November 1997

Women in Retirment

Today, women are an established presence in the work force. In 1960, 35.5 percent of all women were in the civilian work force. By 1996, that portion had increased to 59.3 percent.

The majority of working women (72 percent in 1996) were concentrated in three industries: services, 35.7 percent of all working women; retail trade, 19.7 percent; and state and local governments, 16.6 percent.

Retirement plan sponsorship rates for these three industries in 1993 were: services, 52.8 percent; retail trade, 43.9 percent; and state and local governments, 90.8 percent.

Overall, an increasing number of working women work for an employer that sponsors a pension plan. The sponsorship rate for working women rose from 52 percent in 1979 to 58 percent in 1993. By contrast, the sponsorship rate for men declined over the same time period from 59 percent to 56 percent.

In addition to a retirement income plan, individuals need to be aware of the need for retiree health insurance, as Medicare does not cover all expenses. An employment-based retiree health plan is a good supplement to Medicare. In 1993, 24.0 percent of working women ages 45 and older had retiree health insurance available throughout their retirement years, compared with 33.0 percent of men.

Women live longer than men do. When planning for retirement, women should keep this fact in mind. At age 65, the average woman is expected to live another 18.9 years; the average man is expected to live another 15.3 years.

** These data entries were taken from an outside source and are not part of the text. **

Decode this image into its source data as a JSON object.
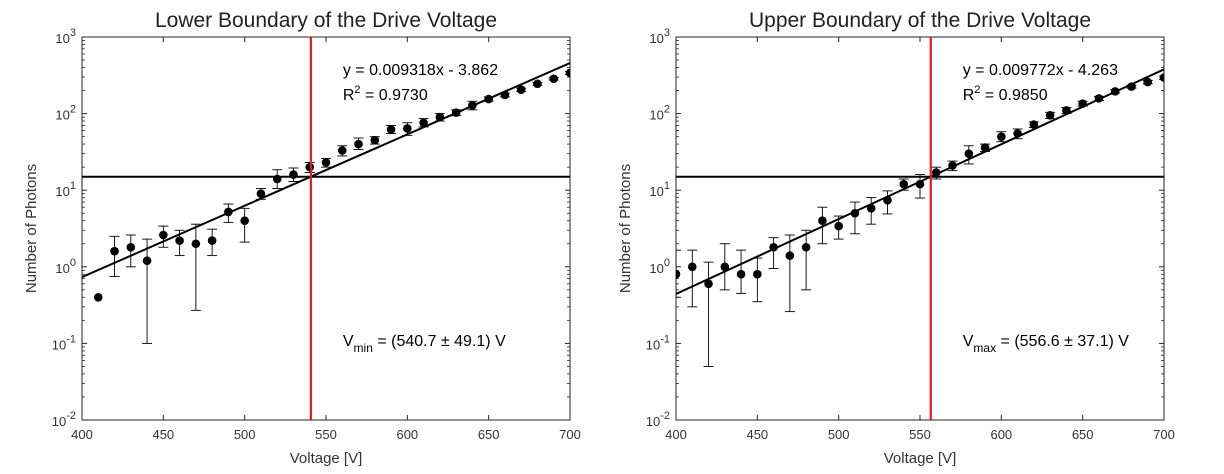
{
  "chart_data": [
    {
      "type": "scatter",
      "title": "Lower Boundary of the Drive Voltage",
      "xlabel": "Voltage [V]",
      "ylabel": "Number of Photons",
      "xlim": [
        400,
        700
      ],
      "ylim": [
        0.01,
        1000
      ],
      "yscale": "log",
      "xticks": [
        "400",
        "450",
        "500",
        "550",
        "600",
        "650",
        "700"
      ],
      "yticks": [
        {
          "base": "10",
          "exp": "-2"
        },
        {
          "base": "10",
          "exp": "-1"
        },
        {
          "base": "10",
          "exp": "0"
        },
        {
          "base": "10",
          "exp": "1"
        },
        {
          "base": "10",
          "exp": "2"
        },
        {
          "base": "10",
          "exp": "3"
        }
      ],
      "points": [
        {
          "x": 410,
          "y": 0.4,
          "lo": 0.4,
          "hi": 0.4
        },
        {
          "x": 420,
          "y": 1.6,
          "lo": 0.75,
          "hi": 2.5
        },
        {
          "x": 430,
          "y": 1.8,
          "lo": 1.0,
          "hi": 2.6
        },
        {
          "x": 440,
          "y": 1.2,
          "lo": 0.1,
          "hi": 2.3
        },
        {
          "x": 450,
          "y": 2.6,
          "lo": 1.8,
          "hi": 3.4
        },
        {
          "x": 460,
          "y": 2.2,
          "lo": 1.4,
          "hi": 3.0
        },
        {
          "x": 470,
          "y": 2.0,
          "lo": 0.27,
          "hi": 3.6
        },
        {
          "x": 480,
          "y": 2.2,
          "lo": 1.4,
          "hi": 3.1
        },
        {
          "x": 490,
          "y": 5.2,
          "lo": 3.8,
          "hi": 6.6
        },
        {
          "x": 500,
          "y": 4.0,
          "lo": 2.1,
          "hi": 5.8
        },
        {
          "x": 510,
          "y": 9.0,
          "lo": 7.6,
          "hi": 10.5
        },
        {
          "x": 520,
          "y": 14.0,
          "lo": 10.5,
          "hi": 18.5
        },
        {
          "x": 530,
          "y": 16.0,
          "lo": 13.0,
          "hi": 19.5
        },
        {
          "x": 540,
          "y": 20.0,
          "lo": 17.0,
          "hi": 23.0
        },
        {
          "x": 550,
          "y": 23.0,
          "lo": 20.0,
          "hi": 26.0
        },
        {
          "x": 560,
          "y": 33.0,
          "lo": 28.0,
          "hi": 38.0
        },
        {
          "x": 570,
          "y": 40.0,
          "lo": 34.0,
          "hi": 48.0
        },
        {
          "x": 580,
          "y": 45.0,
          "lo": 40.0,
          "hi": 50.0
        },
        {
          "x": 590,
          "y": 62.0,
          "lo": 55.0,
          "hi": 70.0
        },
        {
          "x": 600,
          "y": 64.0,
          "lo": 52.0,
          "hi": 76.0
        },
        {
          "x": 610,
          "y": 76.0,
          "lo": 67.0,
          "hi": 86.0
        },
        {
          "x": 620,
          "y": 90.0,
          "lo": 80.0,
          "hi": 100.0
        },
        {
          "x": 630,
          "y": 103.0,
          "lo": 94.0,
          "hi": 112.0
        },
        {
          "x": 640,
          "y": 128.0,
          "lo": 112.0,
          "hi": 145.0
        },
        {
          "x": 650,
          "y": 155.0,
          "lo": 145.0,
          "hi": 165.0
        },
        {
          "x": 660,
          "y": 175.0,
          "lo": 165.0,
          "hi": 185.0
        },
        {
          "x": 670,
          "y": 205.0,
          "lo": 195.0,
          "hi": 215.0
        },
        {
          "x": 680,
          "y": 245.0,
          "lo": 235.0,
          "hi": 255.0
        },
        {
          "x": 690,
          "y": 285.0,
          "lo": 275.0,
          "hi": 295.0
        },
        {
          "x": 700,
          "y": 340.0,
          "lo": 325.0,
          "hi": 355.0
        }
      ],
      "fit_line": {
        "slope": 0.009318,
        "intercept": -3.862,
        "base": 10
      },
      "fit_equation": "y = 0.009318x - 3.862",
      "r2_prefix": "R",
      "r2_sup": "2",
      "r2_value": " = 0.9730",
      "threshold_y": 15,
      "threshold_x": 540.7,
      "v_label_main": "V",
      "v_label_sub": "min",
      "v_label_value": " = (540.7 ± 49.1) V",
      "colors": {
        "points": "#000000",
        "fit": "#000000",
        "vline": "#e01b1b",
        "hline": "#000000"
      },
      "grid": false
    },
    {
      "type": "scatter",
      "title": "Upper Boundary of the Drive Voltage",
      "xlabel": "Voltage [V]",
      "ylabel": "Number of Photons",
      "xlim": [
        400,
        700
      ],
      "ylim": [
        0.01,
        1000
      ],
      "yscale": "log",
      "xticks": [
        "400",
        "450",
        "500",
        "550",
        "600",
        "650",
        "700"
      ],
      "yticks": [
        {
          "base": "10",
          "exp": "-2"
        },
        {
          "base": "10",
          "exp": "-1"
        },
        {
          "base": "10",
          "exp": "0"
        },
        {
          "base": "10",
          "exp": "1"
        },
        {
          "base": "10",
          "exp": "2"
        },
        {
          "base": "10",
          "exp": "3"
        }
      ],
      "points": [
        {
          "x": 400,
          "y": 0.8,
          "lo": 0.4,
          "hi": 1.65
        },
        {
          "x": 410,
          "y": 1.0,
          "lo": 0.3,
          "hi": 1.65
        },
        {
          "x": 420,
          "y": 0.6,
          "lo": 0.05,
          "hi": 1.15
        },
        {
          "x": 430,
          "y": 1.0,
          "lo": 0.5,
          "hi": 2.0
        },
        {
          "x": 440,
          "y": 0.8,
          "lo": 0.45,
          "hi": 1.65
        },
        {
          "x": 450,
          "y": 0.8,
          "lo": 0.35,
          "hi": 1.3
        },
        {
          "x": 460,
          "y": 1.8,
          "lo": 0.95,
          "hi": 2.4
        },
        {
          "x": 470,
          "y": 1.4,
          "lo": 0.26,
          "hi": 2.6
        },
        {
          "x": 480,
          "y": 1.8,
          "lo": 0.5,
          "hi": 3.0
        },
        {
          "x": 490,
          "y": 4.0,
          "lo": 2.0,
          "hi": 6.0
        },
        {
          "x": 500,
          "y": 3.4,
          "lo": 2.3,
          "hi": 4.6
        },
        {
          "x": 510,
          "y": 5.0,
          "lo": 2.7,
          "hi": 7.0
        },
        {
          "x": 520,
          "y": 5.8,
          "lo": 3.6,
          "hi": 8.0
        },
        {
          "x": 530,
          "y": 7.4,
          "lo": 4.9,
          "hi": 9.8
        },
        {
          "x": 540,
          "y": 12.0,
          "lo": 10.0,
          "hi": 14.0
        },
        {
          "x": 550,
          "y": 12.0,
          "lo": 7.9,
          "hi": 16.0
        },
        {
          "x": 560,
          "y": 17.0,
          "lo": 14.0,
          "hi": 20.0
        },
        {
          "x": 570,
          "y": 21.0,
          "lo": 18.0,
          "hi": 24.0
        },
        {
          "x": 580,
          "y": 30.0,
          "lo": 22.0,
          "hi": 38.0
        },
        {
          "x": 590,
          "y": 36.0,
          "lo": 32.0,
          "hi": 40.0
        },
        {
          "x": 600,
          "y": 50.0,
          "lo": 43.0,
          "hi": 58.0
        },
        {
          "x": 610,
          "y": 55.0,
          "lo": 47.0,
          "hi": 63.0
        },
        {
          "x": 620,
          "y": 72.0,
          "lo": 66.0,
          "hi": 78.0
        },
        {
          "x": 630,
          "y": 95.0,
          "lo": 86.0,
          "hi": 104.0
        },
        {
          "x": 640,
          "y": 110.0,
          "lo": 100.0,
          "hi": 120.0
        },
        {
          "x": 650,
          "y": 135.0,
          "lo": 125.0,
          "hi": 145.0
        },
        {
          "x": 660,
          "y": 158.0,
          "lo": 148.0,
          "hi": 168.0
        },
        {
          "x": 670,
          "y": 195.0,
          "lo": 185.0,
          "hi": 205.0
        },
        {
          "x": 680,
          "y": 225.0,
          "lo": 215.0,
          "hi": 235.0
        },
        {
          "x": 690,
          "y": 258.0,
          "lo": 245.0,
          "hi": 270.0
        },
        {
          "x": 700,
          "y": 295.0,
          "lo": 280.0,
          "hi": 310.0
        }
      ],
      "fit_line": {
        "slope": 0.009772,
        "intercept": -4.263,
        "base": 10
      },
      "fit_equation": "y = 0.009772x - 4.263",
      "r2_prefix": "R",
      "r2_sup": "2",
      "r2_value": " = 0.9850",
      "threshold_y": 15,
      "threshold_x": 556.6,
      "v_label_main": "V",
      "v_label_sub": "max",
      "v_label_value": " = (556.6 ± 37.1) V",
      "colors": {
        "points": "#000000",
        "fit": "#000000",
        "vline": "#e01b1b",
        "hline": "#000000"
      },
      "grid": false
    }
  ]
}
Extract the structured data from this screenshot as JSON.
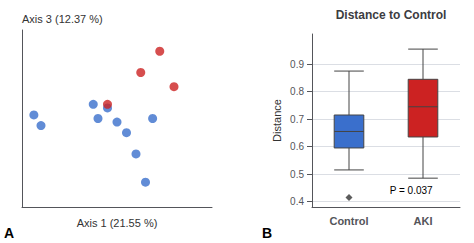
{
  "chart_data": [
    {
      "type": "scatter",
      "xlabel": "Axis 1 (21.55 %)",
      "ylabel": "Axis 3 (12.37 %)",
      "panel_label": "A",
      "xlim": [
        0.0,
        0.8
      ],
      "ylim": [
        0.0,
        1.0
      ],
      "tick_labels": false,
      "grid": false,
      "series": [
        {
          "color": "#3a6fcc",
          "x": [
            0.05,
            0.08,
            0.3,
            0.32,
            0.36,
            0.4,
            0.44,
            0.48,
            0.52,
            0.55
          ],
          "y": [
            0.52,
            0.46,
            0.58,
            0.5,
            0.56,
            0.48,
            0.42,
            0.3,
            0.14,
            0.5
          ]
        },
        {
          "color": "#cc2222",
          "x": [
            0.36,
            0.5,
            0.64,
            0.58
          ],
          "y": [
            0.58,
            0.76,
            0.68,
            0.88
          ]
        }
      ]
    },
    {
      "type": "box",
      "title": "Distance to Control",
      "ylabel": "Distance",
      "panel_label": "B",
      "categories": [
        "Control",
        "AKI"
      ],
      "series": [
        {
          "type": "box",
          "colors": [
            "#3a6fcc",
            "#cc2222"
          ],
          "whisker_low": [
            0.515,
            0.485
          ],
          "q1": [
            0.595,
            0.635
          ],
          "median": [
            0.655,
            0.745
          ],
          "q3": [
            0.715,
            0.845
          ],
          "whisker_high": [
            0.875,
            0.955
          ]
        },
        {
          "type": "scatter",
          "marker": "diamond",
          "color": "#333333",
          "values": [
            0.415,
            null
          ]
        }
      ],
      "ylim": [
        0.38,
        1.01
      ],
      "yticks": [
        0.4,
        0.5,
        0.6,
        0.7,
        0.8,
        0.9
      ],
      "grid": true,
      "annotations": [
        {
          "text": "P = 0.037"
        }
      ]
    }
  ]
}
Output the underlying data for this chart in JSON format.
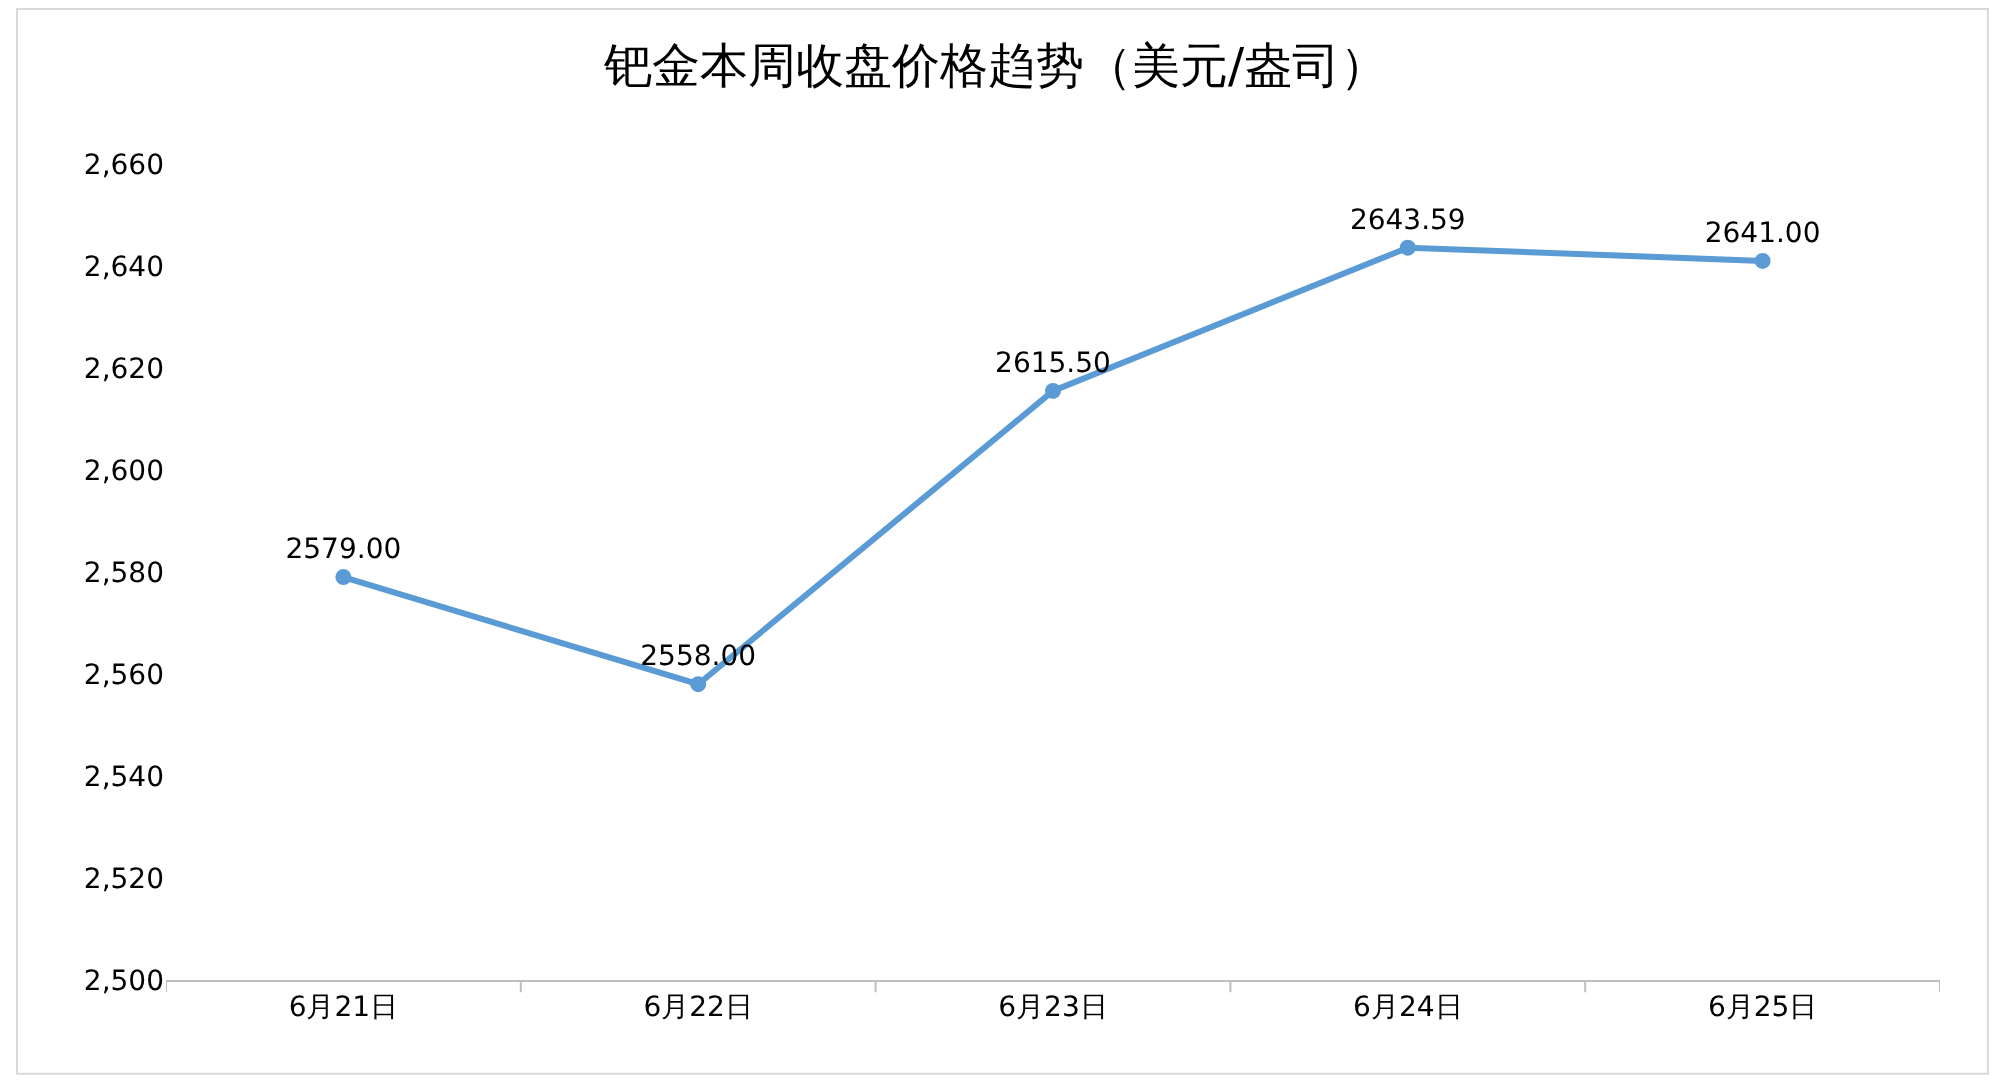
{
  "chart_data": {
    "type": "line",
    "title": "钯金本周收盘价格趋势（美元/盎司）",
    "categories": [
      "6月21日",
      "6月22日",
      "6月23日",
      "6月24日",
      "6月25日"
    ],
    "series": [
      {
        "color": "#5b9bd5",
        "values": [
          2579.0,
          2558.0,
          2615.5,
          2643.59,
          2641.0
        ],
        "value_labels": [
          "2579.00",
          "2558.00",
          "2615.50",
          "2643.59",
          "2641.00"
        ]
      }
    ],
    "ylim": [
      2500,
      2660
    ],
    "yticks": [
      {
        "value": 2500,
        "label": "2,500"
      },
      {
        "value": 2520,
        "label": "2,520"
      },
      {
        "value": 2540,
        "label": "2,540"
      },
      {
        "value": 2560,
        "label": "2,560"
      },
      {
        "value": 2580,
        "label": "2,580"
      },
      {
        "value": 2600,
        "label": "2,600"
      },
      {
        "value": 2620,
        "label": "2,620"
      },
      {
        "value": 2640,
        "label": "2,640"
      },
      {
        "value": 2660,
        "label": "2,660"
      }
    ],
    "legend": false,
    "marker": "circle",
    "line_style": "solid"
  }
}
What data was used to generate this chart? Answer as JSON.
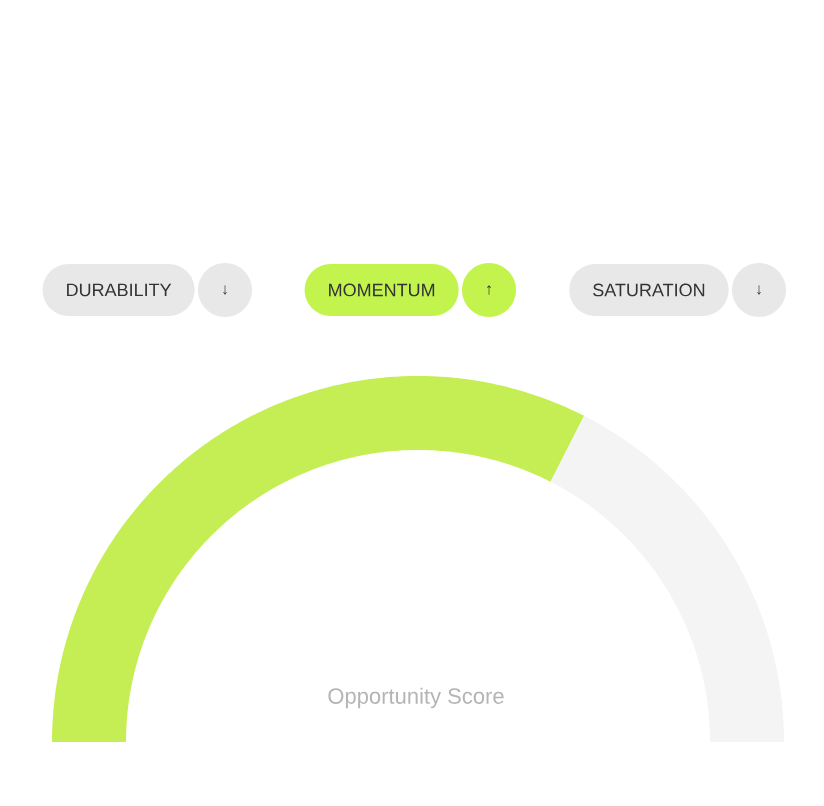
{
  "chart_data": {
    "type": "donut",
    "title": "Opportunity Score",
    "categories": [
      null,
      null
    ],
    "values": [
      65,
      35
    ],
    "colors": [
      "#c5ee55",
      "#f4f4f4"
    ],
    "annotations": [
      "DURABILITY",
      "↓",
      "MOMENTUM",
      "↑",
      "SATURATION",
      "↓"
    ]
  }
}
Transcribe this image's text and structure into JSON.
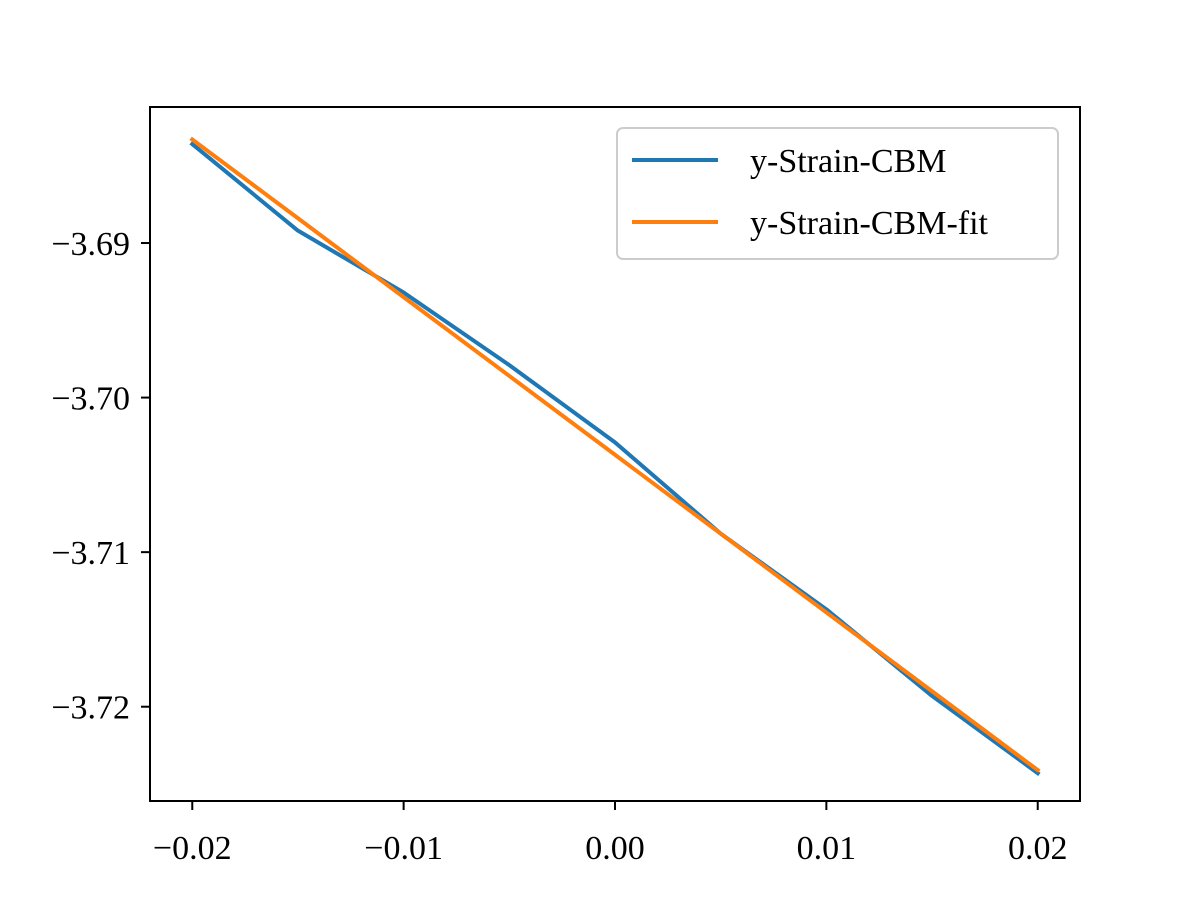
{
  "chart_data": {
    "type": "line",
    "title": "",
    "xlabel": "",
    "ylabel": "",
    "xlim": [
      -0.022,
      0.022
    ],
    "ylim": [
      -3.7261,
      -3.6812
    ],
    "grid": false,
    "legend_position": "top-right",
    "x_ticks": [
      -0.02,
      -0.01,
      0.0,
      0.01,
      0.02
    ],
    "x_tick_labels": [
      "−0.02",
      "−0.01",
      "0.00",
      "0.01",
      "0.02"
    ],
    "y_ticks": [
      -3.69,
      -3.7,
      -3.71,
      -3.72
    ],
    "y_tick_labels": [
      "−3.69",
      "−3.70",
      "−3.71",
      "−3.72"
    ],
    "series": [
      {
        "name": "y-Strain-CBM",
        "color": "#1f77b4",
        "x": [
          -0.02,
          -0.015,
          -0.01,
          -0.005,
          0.0,
          0.005,
          0.01,
          0.015,
          0.02
        ],
        "y": [
          -3.6836,
          -3.6892,
          -3.6932,
          -3.6979,
          -3.7029,
          -3.7088,
          -3.7137,
          -3.7193,
          -3.7243
        ]
      },
      {
        "name": "y-Strain-CBM-fit",
        "color": "#ff7f0e",
        "x": [
          -0.02,
          -0.015,
          -0.01,
          -0.005,
          0.0,
          0.005,
          0.01,
          0.015,
          0.02
        ],
        "y": [
          -3.6833,
          -3.6884,
          -3.6935,
          -3.6986,
          -3.7037,
          -3.7088,
          -3.7139,
          -3.719,
          -3.7241
        ]
      }
    ]
  }
}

Women who do receive retirement benefits receive significantly lower benefits than men. Among women who were ages 65 and older in 1995, 26.4 percent received income from an annuity and/or an employment-based pension plan, with an average pension of $6,684. Among men ages 65 and older in 1995, 46.4 percent received annuity and/or pension income averaging $11,460.

Retired women also receive a lower monthly benefit from Social Security than men do. In 1995, the average monthly Social Security benefit for retired women was $621.20, compared with $810.20 for men.

Women on average earn less in wage and salary compensation than men do, which accounts for at least part of the reason women receive lower benefit payments from Social Security and employment-based pension plans. In 1996, the average weekly earnings for women were $418, compared with $557 for men. A woman's average weekly earnings were 75 percent of a man's in 1996.

Women today are less confident in their overall retirement income prospects. In 1997, 18 percent of women said that they were very confident in their overall retirement income prospects, compared with 32 percent of men.

Fewer women than men expressed confidence in their personal financial preparations in 1997 -- 27 percent of women, compared with 36 percent of men.

When asked to rank the most important source of retirement income, the number one choice for both men and women was "money you put into savings/retirement plan through work," 28 percent for both. The second and third choices for both men and women were employer-funded retirement plan (25 percent of men and 23 percent of women) and own personal savings/investments (24 percent of men and 22 percent of women).